Stefan O'Rear wrote:
> On Sat, Oct 20, 2007 at 08:05:37PM +0100, Andrew Coppin wrote:
>   
>> I want to construct a program that prints out something like this:
>>
>> [\fx -> f(fx)]
>> [\f -> [\x -> f(fx)]]
>> [\f -> S[\x -> f][\x -> fx]]
>> [\f -> S(Kf)[\x -> fx]]
>> [\f -> S(Kf)f]
>> S[\f -> S(Kf)][\f -> f]
>> S(S[\f -> S][\f -> Kf])[\f -> f]
>> S(S(KS)[\f -> Kf])[\f -> f]
>> S(S(KS)K)[\f -> f]
>> S(S(KS)K)I
>>
>> I can quite happily construct a program which, given the first line, yields 
>> the last line.

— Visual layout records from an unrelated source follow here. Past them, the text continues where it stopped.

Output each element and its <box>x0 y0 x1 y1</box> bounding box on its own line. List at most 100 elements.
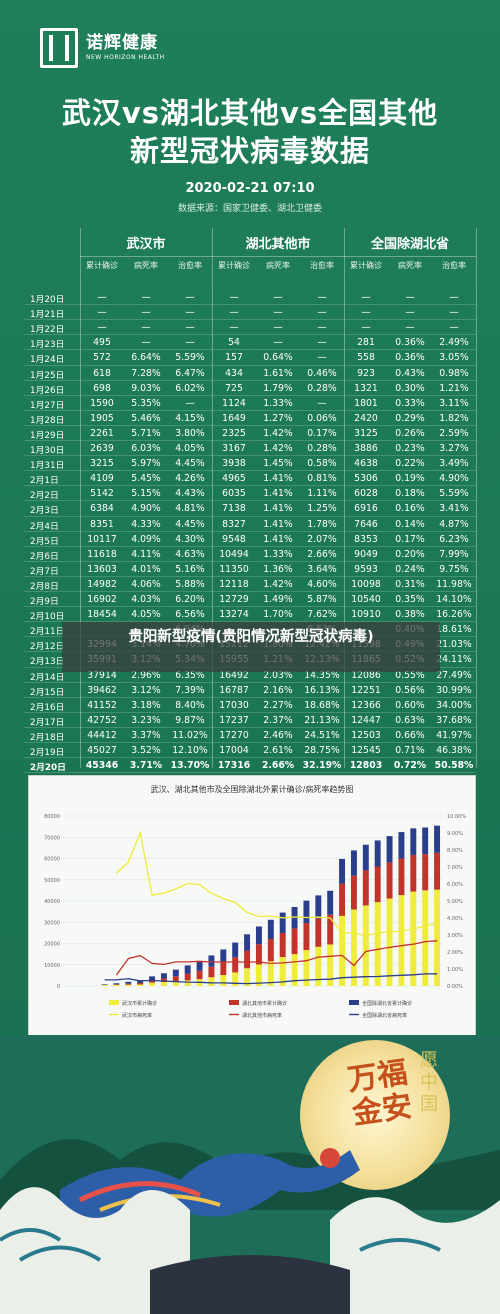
bar-segment <box>172 981 179 986</box>
column-subheader: 累计确诊 <box>86 261 118 270</box>
row-divider <box>24 455 476 457</box>
table-cell: — <box>317 397 327 409</box>
row-date: 2月7日 <box>30 566 59 577</box>
row-date: 2月14日 <box>30 672 65 683</box>
table-cell: 1.42% <box>263 443 293 454</box>
table-cell: 27.49% <box>436 669 472 681</box>
legend-label: 武汉市病死率 <box>122 1012 152 1019</box>
bar-segment <box>125 984 132 986</box>
table-cell: 18.68% <box>304 699 340 711</box>
column-subheader: 治愈率 <box>178 261 202 270</box>
poster-title-line1: 武汉vs湖北其他vs全国其他 <box>61 96 439 130</box>
brand-logo: 诺辉健康 NEW HORIZON HEALTH <box>40 28 165 68</box>
bar-segment <box>125 981 132 984</box>
table-cell: 0.24% <box>395 563 425 575</box>
table-cell: 2.49% <box>439 337 469 349</box>
table-cell: 4965 <box>222 473 246 485</box>
table-cell: 44412 <box>87 729 117 741</box>
column-subheader: 病死率 <box>398 261 422 270</box>
table-cell: 16902 <box>87 594 117 605</box>
table-cell: 9.87% <box>175 714 205 726</box>
table-cell: 50.58% <box>434 760 474 772</box>
bar-segment <box>350 875 357 910</box>
bar-segment <box>279 932 286 958</box>
table-cell: 5.35% <box>131 397 161 409</box>
table-cell: 0.36% <box>395 352 425 364</box>
bar-segment <box>374 866 381 903</box>
y-right-tick: 5.00% <box>447 899 463 905</box>
chart-canvas: 80000 70000 60000 50000 40000 30000 20000 10000… <box>44 814 466 1019</box>
table-cell: 14.35% <box>304 669 340 681</box>
table-cell: 0.16% <box>395 503 425 515</box>
table-cell: 3.71% <box>129 760 163 772</box>
table-cell: 6.35% <box>175 669 205 681</box>
chart-title: 武汉、湖北其他市及全国除湖北外累计确诊/病死率趋势图 <box>150 785 354 794</box>
brand-name-en: NEW HORIZON HEALTH <box>86 54 165 61</box>
table-cell: 10494 <box>219 548 249 560</box>
bar-segment <box>279 957 286 986</box>
bar-segment <box>410 854 417 892</box>
bar-segment <box>244 950 251 969</box>
bar-segment <box>398 895 405 986</box>
table-cell: 3.18% <box>131 699 161 711</box>
bar-segment <box>137 982 144 985</box>
table-cell: 12803 <box>349 760 383 772</box>
table-cell: 0.22% <box>395 458 425 470</box>
bar-segment <box>255 944 262 965</box>
table-cell: 12251 <box>351 684 381 696</box>
row-date: 1月24日 <box>30 355 65 366</box>
table-cell: 4638 <box>354 458 378 470</box>
column-subheader: 病死率 <box>266 261 290 270</box>
row-divider <box>24 470 476 472</box>
table-cell: 1.78% <box>307 518 337 530</box>
bar-segment <box>101 984 108 986</box>
table-cell: 8353 <box>354 533 378 545</box>
row-divider <box>24 334 476 336</box>
table-cell: 3.12% <box>131 684 161 696</box>
column-divider <box>80 228 81 768</box>
table-cell: 3.37% <box>131 729 161 741</box>
table-cell: 1.70% <box>263 609 293 621</box>
legend-label: 武汉市累计确诊 <box>122 1000 157 1007</box>
bar-segment <box>172 969 179 977</box>
table-cell: 6.64% <box>131 352 161 364</box>
table-cell: 46.38% <box>436 745 472 756</box>
row-date: 2月10日 <box>30 612 65 623</box>
table-cell: 1.42% <box>263 427 293 439</box>
row-date: 2月5日 <box>30 536 59 547</box>
group-header: 湖北其他市 <box>212 228 344 257</box>
table-cell: 495 <box>93 337 111 349</box>
bar-segment <box>291 906 298 929</box>
table-cell: 5.46% <box>131 412 161 424</box>
table-cell: 0.31% <box>395 578 425 590</box>
poster-title-line2: 新型冠状病毒数据 <box>129 134 370 168</box>
table-cell: 17316 <box>217 760 251 772</box>
group-header: 全国除湖北省 <box>344 228 476 257</box>
table-cell: 45346 <box>85 760 119 772</box>
row-divider <box>24 575 476 577</box>
table-cell: 24.51% <box>304 729 340 741</box>
bar-segment <box>160 978 167 982</box>
table-cell: 558 <box>357 352 375 364</box>
table-cell: 7138 <box>222 503 246 515</box>
table-cell: — <box>449 292 459 303</box>
table-cell: 11.98% <box>436 578 472 590</box>
table-cell: — <box>97 307 107 319</box>
table-cell: 5.59% <box>439 488 469 500</box>
table-cell: 3.23% <box>131 714 161 726</box>
table-cell: — <box>141 337 151 349</box>
table-cell: 17030 <box>219 699 249 711</box>
row-divider <box>24 364 476 366</box>
bar-segment <box>410 891 417 986</box>
table-cell: 34.00% <box>436 699 472 711</box>
table-cell: — <box>273 322 283 334</box>
bar-segment <box>255 926 262 945</box>
table-cell: 3.27% <box>439 443 469 454</box>
y-left-tick: 80000 <box>44 814 60 820</box>
blessing-calligraphy: 万福金安 <box>345 1055 415 1132</box>
bar-segment <box>339 858 346 884</box>
legend-label: 湖北其他市累计确诊 <box>242 1000 287 1007</box>
table-cell: 1.36% <box>263 563 293 575</box>
table-cell: 7646 <box>354 518 378 530</box>
table-cell: 0.66% <box>395 729 425 741</box>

But getting it to print all the intermediate steps is 
>> harder. And, like I said, when something is "hard" in Haskell, it usually 
>> means you're doing it the wrong way... ;-)
>>     
>
> Thought it sounded fun, so I did it:
>
>
> data Term = Lam String Term | Term :$ Term | Var String
>
> paren act = if act then \ a -> ('(':) . a . (')':) else id
>
> ppr i (Lam s t) = paren (i > 0) $ (:) '\\' . (++) s . (++) ". " . ppr 0 t
> ppr i (a :$ b)  = paren (i > 1) $ ppr 1 a . (:) ' ' . ppr 2 b
> ppr i (Var s)   = paren (i > 2) $ (++) s
>
> reduce (Lam nm bd :$ obj) = Just (subst bd) where
>     subst (Lam nm' bd') = Lam nm' (if nm == nm' then bd' else subst bd')
>     subst (a :$ b)      = subst a :$ subst b
>     subst (Var nm')     = if nm == nm' then obj else Var nm'
> reduce (left :$ right)    = fmap (:$ right) (reduce left)
> reduce other              = Nothing
>
> trail' ob = ppr 0 ob "\n" : maybe [] trail' (reduce ob)
> trail = concat . trail'
>
> The important part is the co-recursive trail, which produces a value
> using (:) before calling itself.  No monads necessary.
>   

Unbelievable... I spend an entire day coding something, and somebody 
else manages to write a complete working solution in under 20 minutes. 
Heh. 8^)

I feel it might take me another 20 minutes just to figure out how this 
works...